The first whisks are said to have been made by Takayama Minbunojo Nyudo Sosetsu, the second son of the lord of Takayama Castle, at the behest of close friend Shuko Murata, the head priest at Nara’s Shoumyou-ji temple, who is widely credited as being the founder of the “wabi-cha” style of tea ceremony and the inventor of powdered tea.

The lord of the castle subsequently entrusted the manufacturing of his son’s fine whisks to his vassals, who were bound to secrecy about the crafting process and would work through the night having completed their daytime duties.

“This custom of working at night continues in many Takayama workshops today, and my father only stopped it when I began working here as he didn’t think it was a healthy practice,” Kubo says. “It was also stressed that the secrets of the art were not to be leaked outside the area, which to date has been achieved by only transmitting the art from father to son.”

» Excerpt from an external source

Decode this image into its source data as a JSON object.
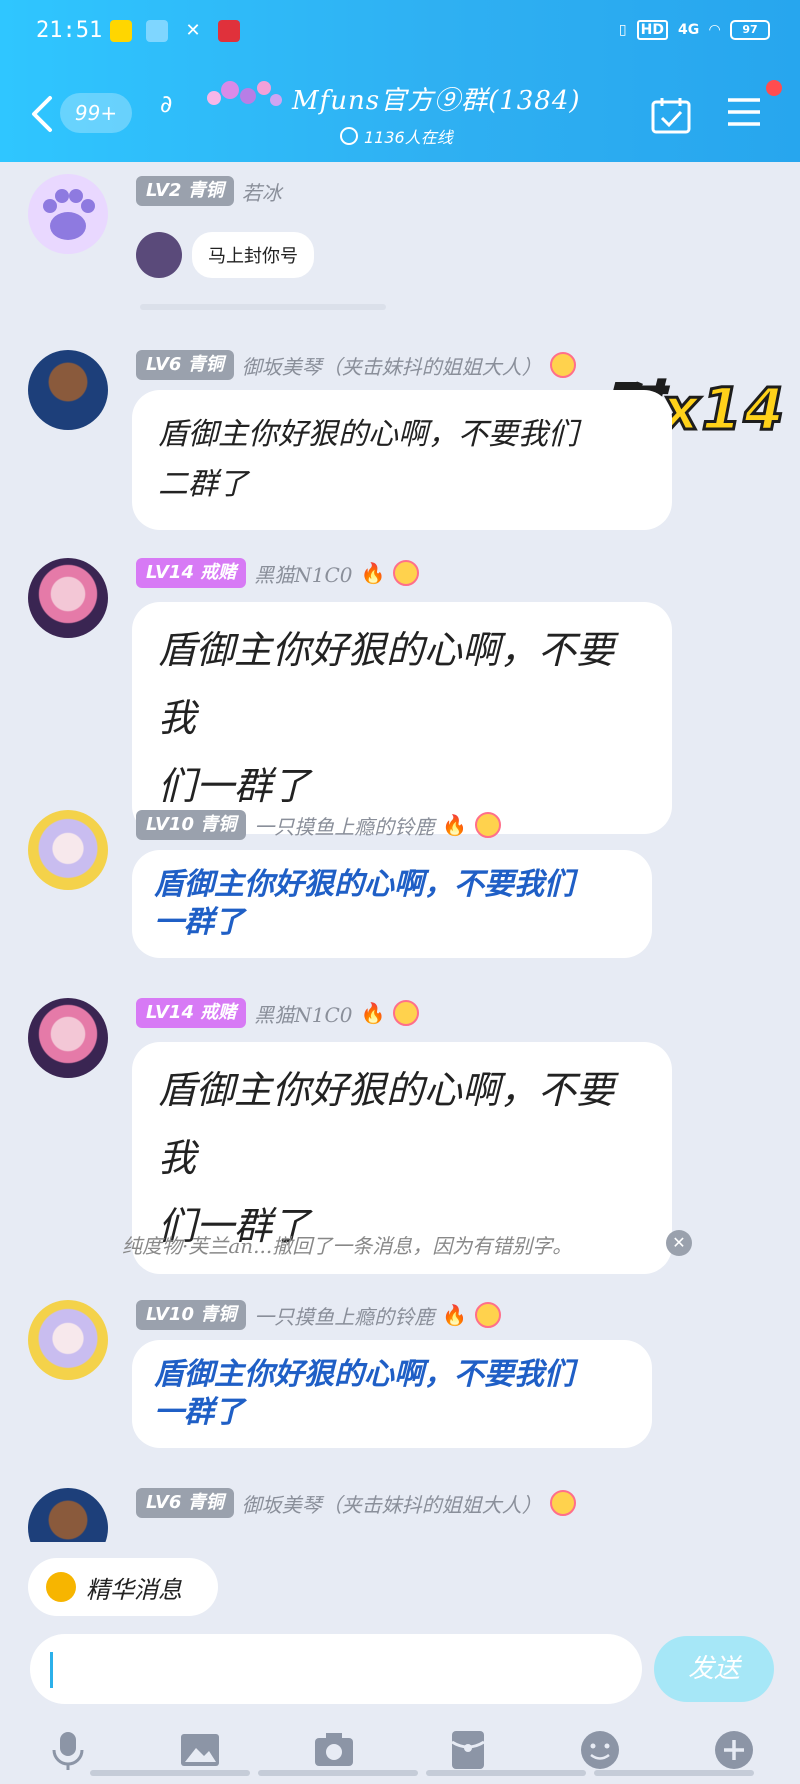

At the time, there were fifty workshops in Takayama employing hundreds of craftsmen and other staff. The industry grew to the extent that the small community became quite affluent and even had its own bank, Kubo says. A plethora of imports has affected the industry however, reducing the number of workshops to eighteen today.

“In recent years, craftsmen have joined forces to discuss the best way to ensure the continuation of the highest quality Takayama chasen and nurture junior cratsmen,” Kubo says. “We are determined to pass this important part of Japanese culture to future generations.”